Insemination is a simple assisted reproductive procedure that involves the injection of appropriately prepared sperm directly into the uterine cavity. Insemination can be performed with your partner's sperm (AIH) or, in situations such as azoospermia and the inability to obtain sperm from the testicle or epididymis, with donor sperm (AID). We can help in both situations.
Indications for intrauterine insemination are:
Disorders of semen liquefaction
Ejaculatory disorders (including retrograde ejaculation)
Problems with intercourse
Cervical factors
Use of donor sperm due to male factor infertility.
The IUI procedure requires a prior evaluation of the anatomy of the reproductive organs and, in particular, confirmation of the patency of the fallopian tubes. The patient and her partner may decide on insemination in undetermined infertility, with a moderate male factor and in the absence of indications, and also when no previous test of fallopian tube patency has been performed, as long as the couple is fully aware of the possible consequences and estimated efficacy of the procedure. It is important to remember that the use of natural cycle insemination for the treatment of indeterminate infertility and/or stage I or II endometriosis has a low efficacy that is comparable to a wait-and-see procedure.
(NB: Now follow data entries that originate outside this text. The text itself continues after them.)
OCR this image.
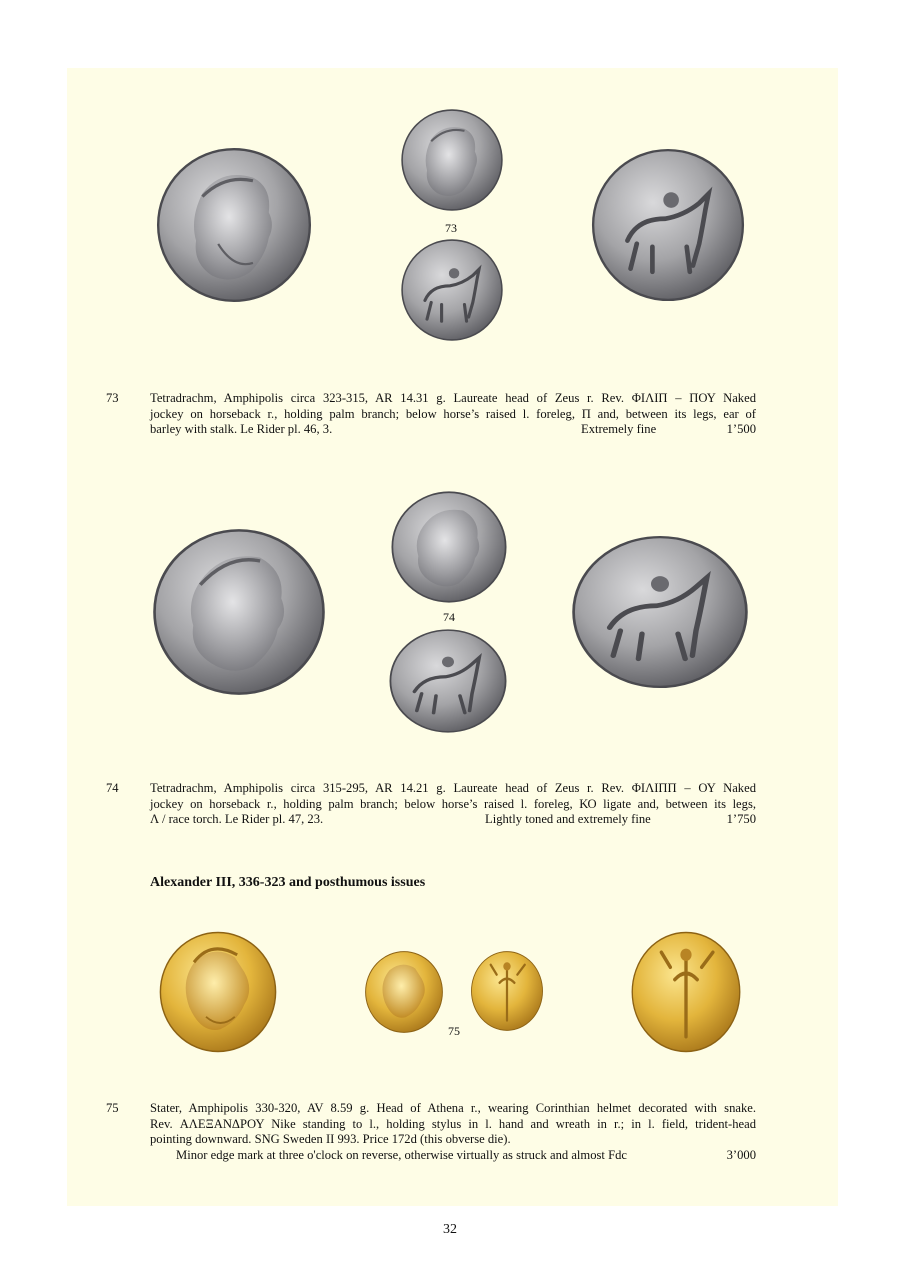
73
73 Tetradrachm, Amphipolis circa 323-315, AR 14.31 g. Laureate head of Zeus r. Rev. ΦΙΛΙΠ – ΠΟΥ Naked
jockey on horseback r., holding palm branch; below horse’s raised l. foreleg, Π and, between its legs, ear of
barley with stalk. Le Rider pl. 46, 3.	Extremely fine	1’500
74
74 Tetradrachm, Amphipolis circa 315-295, AR 14.21 g. Laureate head of Zeus r. Rev. ΦΙΛΙΠΠ – ΟΥ Naked
jockey on horseback r., holding palm branch; below horse’s raised l. foreleg, ΚΟ ligate and, between its legs,
Λ / race torch. Le Rider pl. 47, 23.	Lightly toned and extremely fine	1’750
Alexander III, 336-323 and posthumous issues
75
75 Stater, Amphipolis 330-320, AV 8.59 g. Head of Athena r., wearing Corinthian helmet decorated with snake.
Rev. ΑΛΕΞΑΝΔΡΟΥ Nike standing to l., holding stylus in l. hand and wreath in r.; in l. field, trident-head
pointing downward. SNG Sweden II 993. Price 172d (this obverse die).
Minor edge mark at three o'clock on reverse, otherwise virtually as struck and almost Fdc	3’000
32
Insemination, depending on the clinical situation, can be performed in a natural or stimulated cycle. Stimulation of ovulation prior to insemination is acceptable and may increase the effectiveness of the procedure, but should only be used when at most 3 pre-ovulatory ovarian follicles are present. A greater number of follicles may significantly increase the risk of a multifetal pregnancy. The couple should be informed of possible complications before starting treatment.
Intrauterine insemination treatment of infertility should be offered for up to 3 cycles. Subsequent inseminations may be performed at the patient's request. The couple should be informed that subsequent cycles of insemination have a lower efficacy than the first three cycles. Routine administration of progestagens after insemination is not justified in scientific studies except for cycles in which gonadotropin stimulation has been performed.